Well, I’ll be damned, I thought again.
“Mr. Irvine did most of this redesign while he was still at Oxford,” continued Finch. “He sent all the modification plans to the company manufacturing them—our proud Siebe Gorman—and in almost a year, they made none of the changes he had requested.”
“None?” I repeated.
“None,” said Finch. “They ignored his and the Everest Committee’s orders to make such modifications and shipped precisely the same clumsy, leaking, bulky kits that Richard, Mallory, Bruce, and I had used in nineteen twenty-two. My good friend Noel Odell, who was the last person to see Mallory and Irvine climbing high, told me that when the expedition’s ninety cylinders arrived in Calcutta, fifteen were empty and twenty-four had already leaked so badly that they were useless on the climb. Mr. Irvine told Odell that he, Sandy, had broken one kit just by carefully removing it from its packing case. It was the same thing I found when we reached Base Camp at Mount Everest in ’twenty-two—not one of the ten apparatuses shipped was usable. The soldered joints all leaked, washers had become so dry during the high-desert trip in to the mountain that joints could no longer be made gas-tight, and the majority of the gauges didn’t work. Some of it was fixable—and I fixed what I could—but essentially, the judgment on the Siebe Gorman apparatus is that they were all…junk.”
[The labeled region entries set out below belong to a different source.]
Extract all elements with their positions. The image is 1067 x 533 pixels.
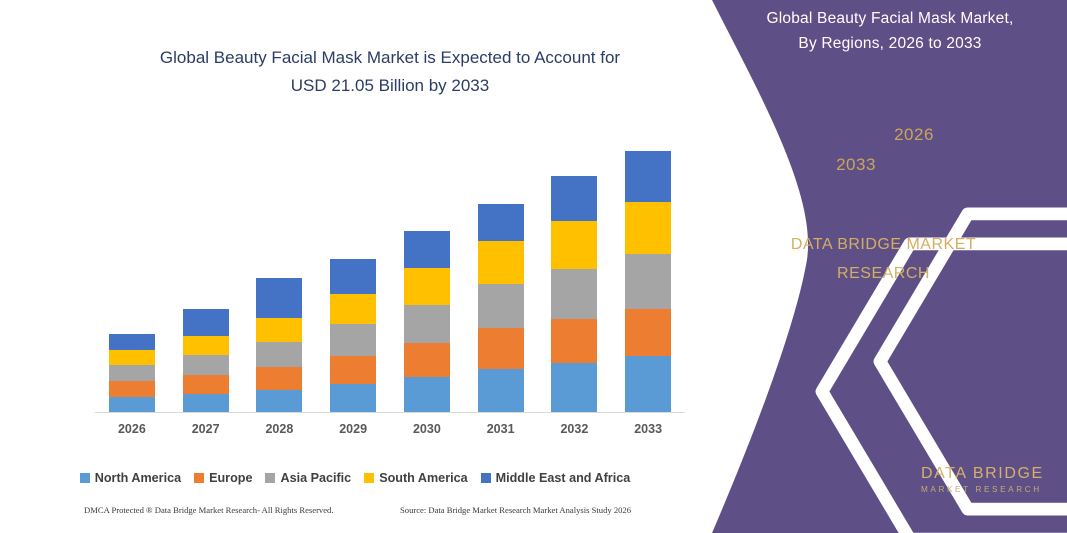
legend-item[interactable]: South America: [364, 471, 467, 485]
bar-segment[interactable]: [256, 318, 302, 342]
panel-title: Global Beauty Facial Mask Market, By Reg…: [720, 6, 1060, 56]
x-axis-tick-2033: 2033: [611, 422, 685, 436]
chart-legend: North AmericaEuropeAsia PacificSouth Ame…: [0, 471, 710, 485]
bar-segment[interactable]: [330, 259, 376, 294]
legend-swatch-icon: [481, 473, 491, 483]
bar-segment[interactable]: [404, 377, 450, 413]
chart-title-line1: Global Beauty Facial Mask Market is Expe…: [160, 48, 620, 67]
legend-swatch-icon: [194, 473, 204, 483]
x-axis-line: [95, 412, 685, 413]
bar-segment[interactable]: [330, 356, 376, 384]
bar-stack-2030[interactable]: [404, 231, 450, 413]
legend-label: Asia Pacific: [280, 471, 351, 485]
bar-segment[interactable]: [109, 397, 155, 413]
x-axis-tick-2026: 2026: [95, 422, 169, 436]
bar-segment[interactable]: [256, 342, 302, 367]
bar-stack-2028[interactable]: [256, 278, 302, 413]
x-axis-tick-2027: 2027: [169, 422, 243, 436]
bar-segment[interactable]: [183, 309, 229, 336]
footer-copyright: DMCA Protected ® Data Bridge Market Rese…: [84, 505, 334, 515]
hexagon-badge-end-year: 2033: [810, 125, 902, 205]
x-axis-labels: 20262027202820292030203120322033: [95, 419, 685, 441]
bar-segment[interactable]: [109, 365, 155, 381]
bar-segment[interactable]: [330, 324, 376, 356]
bar-segment[interactable]: [551, 363, 597, 413]
footer-source: Source: Data Bridge Market Research Mark…: [400, 505, 631, 515]
bar-segment[interactable]: [183, 336, 229, 355]
company-logo: DATA BRIDGE MARKET RESEARCH: [855, 458, 1055, 520]
bar-segment[interactable]: [404, 268, 450, 305]
bar-segment[interactable]: [551, 269, 597, 319]
bar-segment[interactable]: [404, 343, 450, 377]
logo-main-text: DATA BRIDGE: [921, 464, 1044, 483]
bar-segment[interactable]: [183, 394, 229, 413]
brand-name: DATA BRIDGE MARKET RESEARCH: [710, 230, 1057, 288]
bar-segment[interactable]: [109, 350, 155, 365]
legend-swatch-icon: [80, 473, 90, 483]
bar-segment[interactable]: [404, 305, 450, 343]
bar-segment[interactable]: [109, 381, 155, 397]
bar-segment[interactable]: [478, 369, 524, 413]
legend-label: Europe: [209, 471, 252, 485]
bar-segment[interactable]: [478, 241, 524, 284]
bar-segment[interactable]: [625, 254, 671, 309]
bar-segment[interactable]: [551, 221, 597, 269]
bar-segment[interactable]: [330, 294, 376, 324]
bar-segment[interactable]: [478, 204, 524, 241]
bar-segment[interactable]: [109, 334, 155, 350]
bar-chart-plot-area: [95, 120, 685, 413]
chart-title-line2: USD 21.05 Billion by 2033: [90, 72, 690, 100]
bar-segment[interactable]: [551, 176, 597, 221]
x-axis-tick-2032: 2032: [537, 422, 611, 436]
legend-label: South America: [379, 471, 467, 485]
chart-title: Global Beauty Facial Mask Market is Expe…: [90, 44, 690, 100]
panel-title-line2: By Regions, 2026 to 2033: [720, 31, 1060, 56]
hexagon-badges: 2026 2033: [800, 95, 1000, 205]
x-axis-tick-2031: 2031: [464, 422, 538, 436]
legend-label: North America: [95, 471, 181, 485]
bar-segment[interactable]: [625, 151, 671, 202]
bar-segment[interactable]: [256, 278, 302, 318]
bar-segment[interactable]: [551, 319, 597, 363]
bar-segment[interactable]: [330, 384, 376, 413]
bar-stack-2029[interactable]: [330, 259, 376, 413]
bar-segment[interactable]: [404, 231, 450, 268]
hexagon-end-year-label: 2033: [810, 125, 902, 205]
bar-segment[interactable]: [625, 356, 671, 413]
legend-swatch-icon: [364, 473, 374, 483]
bar-segment[interactable]: [478, 328, 524, 369]
bar-segment[interactable]: [625, 202, 671, 254]
bar-stack-2032[interactable]: [551, 176, 597, 413]
bar-segment[interactable]: [183, 375, 229, 394]
bar-stack-2027[interactable]: [183, 309, 229, 413]
legend-swatch-icon: [265, 473, 275, 483]
bar-stack-2031[interactable]: [478, 204, 524, 413]
brand-name-line1: DATA BRIDGE MARKET: [791, 236, 976, 253]
footer: DMCA Protected ® Data Bridge Market Rese…: [0, 505, 710, 525]
bar-segment[interactable]: [256, 367, 302, 390]
legend-item[interactable]: Asia Pacific: [265, 471, 351, 485]
legend-item[interactable]: Middle East and Africa: [481, 471, 631, 485]
logo-wordmark: DATA BRIDGE MARKET RESEARCH: [921, 464, 1044, 497]
bar-segment[interactable]: [625, 309, 671, 356]
panel-title-line1: Global Beauty Facial Mask Market,: [767, 10, 1014, 27]
bar-stack-2026[interactable]: [109, 334, 155, 413]
legend-label: Middle East and Africa: [496, 471, 631, 485]
bar-stack-2033[interactable]: [625, 151, 671, 413]
x-axis-tick-2030: 2030: [390, 422, 464, 436]
bar-segment[interactable]: [183, 355, 229, 375]
bar-segment[interactable]: [478, 284, 524, 328]
brand-name-line2: RESEARCH: [837, 265, 930, 282]
x-axis-tick-2029: 2029: [316, 422, 390, 436]
x-axis-tick-2028: 2028: [242, 422, 316, 436]
brand-panel: Global Beauty Facial Mask Market, By Reg…: [700, 0, 1067, 533]
legend-item[interactable]: Europe: [194, 471, 252, 485]
logo-sub-text: MARKET RESEARCH: [921, 483, 1044, 497]
legend-item[interactable]: North America: [80, 471, 181, 485]
bar-segment[interactable]: [256, 390, 302, 413]
infographic-canvas: Global Beauty Facial Mask Market is Expe…: [0, 0, 1067, 533]
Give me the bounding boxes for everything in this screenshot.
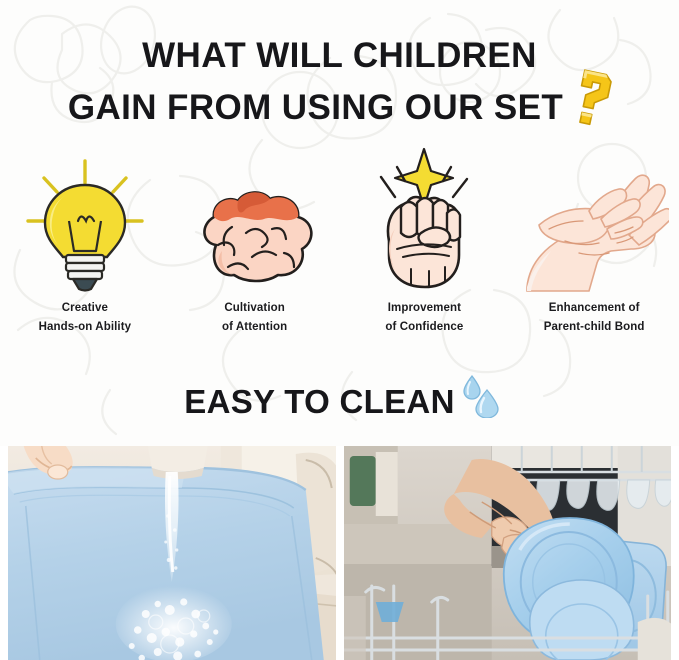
benefit-label-line2: of Attention bbox=[222, 318, 287, 337]
benefit-label-line2: Hands-on Ability bbox=[39, 318, 132, 337]
easy-to-clean-text: EASY TO CLEAN bbox=[184, 383, 454, 420]
rinsing-placemat-photo bbox=[8, 446, 336, 660]
benefit-label-line1: Cultivation bbox=[224, 302, 285, 314]
benefits-row: Creative Hands-on Ability bbox=[0, 145, 679, 340]
two-hands-icon bbox=[519, 169, 669, 293]
brain-icon bbox=[188, 181, 322, 293]
benefit-label: Enhancement of Parent-child Bond bbox=[544, 299, 645, 337]
lightbulb-icon bbox=[22, 151, 148, 293]
water-droplets-icon bbox=[461, 374, 499, 418]
main-heading: WHAT WILL CHILDREN GAIN FROM USING OUR S… bbox=[0, 30, 679, 134]
benefit-label-line2: of Confidence bbox=[385, 318, 463, 337]
benefit-label-line1: Enhancement of bbox=[549, 302, 640, 314]
benefit-art bbox=[509, 145, 679, 293]
benefit-label: Improvement of Confidence bbox=[385, 299, 463, 337]
benefit-item-creative: Creative Hands-on Ability bbox=[0, 145, 170, 340]
benefit-art bbox=[340, 145, 510, 293]
benefit-item-parent-child: Enhancement of Parent-child Bond bbox=[509, 145, 679, 340]
benefit-item-attention: Cultivation of Attention bbox=[170, 145, 340, 340]
heading-line-2-text: GAIN FROM USING OUR SET bbox=[68, 88, 563, 127]
benefit-label-line2: Parent-child Bond bbox=[544, 318, 645, 337]
benefit-art bbox=[0, 145, 170, 293]
dishwasher-photo bbox=[344, 446, 672, 660]
raised-fist-icon bbox=[361, 145, 487, 293]
benefit-label: Creative Hands-on Ability bbox=[39, 299, 132, 337]
benefit-label: Cultivation of Attention bbox=[222, 299, 287, 337]
benefit-label-line1: Improvement bbox=[388, 302, 461, 314]
benefit-label-line1: Creative bbox=[62, 302, 108, 314]
easy-to-clean-heading: EASY TO CLEAN bbox=[0, 382, 679, 422]
benefit-art bbox=[170, 145, 340, 293]
heading-line-2-wrap: GAIN FROM USING OUR SET bbox=[68, 82, 611, 134]
benefit-item-confidence: Improvement of Confidence bbox=[340, 145, 510, 340]
question-mark-icon bbox=[567, 68, 615, 130]
product-infographic: WHAT WILL CHILDREN GAIN FROM USING OUR S… bbox=[0, 0, 679, 660]
photo-strip bbox=[0, 446, 679, 660]
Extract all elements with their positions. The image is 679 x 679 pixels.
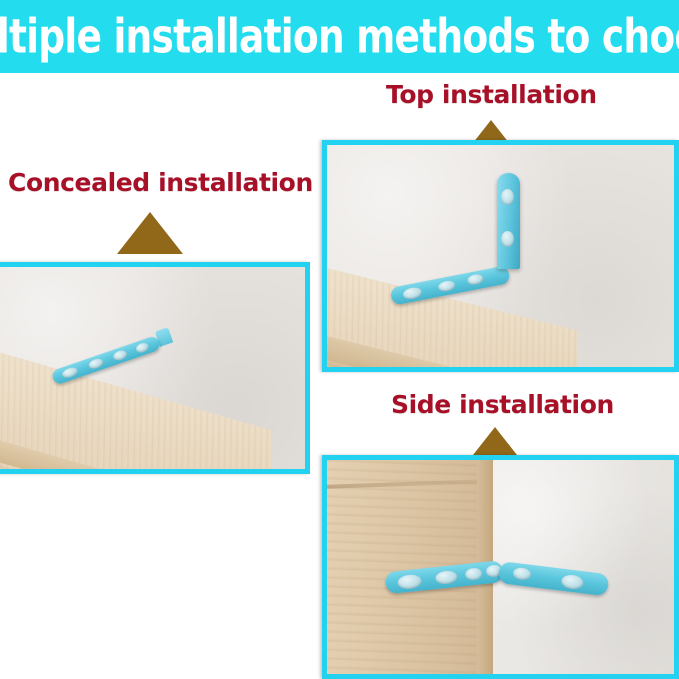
strap-screw-cap [561, 574, 585, 591]
label-side-installation: Side installation [391, 390, 614, 419]
strap-screw-cap [437, 280, 456, 293]
strap-screw-cap [467, 273, 485, 286]
strap-screw-cap [402, 286, 423, 300]
strap-screw-cap [135, 341, 150, 354]
safety-strap-vertical-arm [497, 173, 520, 269]
strap-screw-cap [512, 567, 531, 581]
label-concealed-installation: Concealed installation [8, 168, 313, 197]
photo-panel-top-installation [322, 140, 679, 372]
label-top-installation: Top installation [386, 80, 597, 109]
strap-screw-cap [435, 570, 458, 585]
photo-panel-side-installation [322, 455, 679, 679]
strap-screw-cap [112, 349, 128, 362]
photo-concealed-scene [0, 267, 305, 469]
triangle-pointer-icon-concealed [117, 212, 183, 254]
page-title: Multiple installation methods to choose [0, 13, 679, 60]
photo-side-scene [327, 460, 674, 674]
strap-screw-cap [465, 567, 483, 581]
strap-screw-cap [501, 189, 514, 205]
photo-top-scene [327, 145, 674, 367]
strap-screw-cap [61, 366, 79, 380]
strap-screw-cap [397, 574, 422, 590]
photo-panel-concealed-installation [0, 262, 310, 474]
header-banner: Multiple installation methods to choose [0, 0, 679, 73]
strap-screw-cap [87, 357, 104, 370]
strap-screw-cap [501, 231, 514, 247]
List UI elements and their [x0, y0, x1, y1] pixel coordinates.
Jean-Claude removed the Irvine Mark V version and set it on the workbench with a resounding thump. “Then how did Sandy Irvine get this improved version?”
Finch showed his small smile. “He fiddled with it all during the three-hundred-and-fifty-mile march in, then at Base Camp, then at the higher camps, and didn’t quit fiddling and improving it—with the few tools and parts he had—until the morning he and Mallory left Camp Six and disappeared.”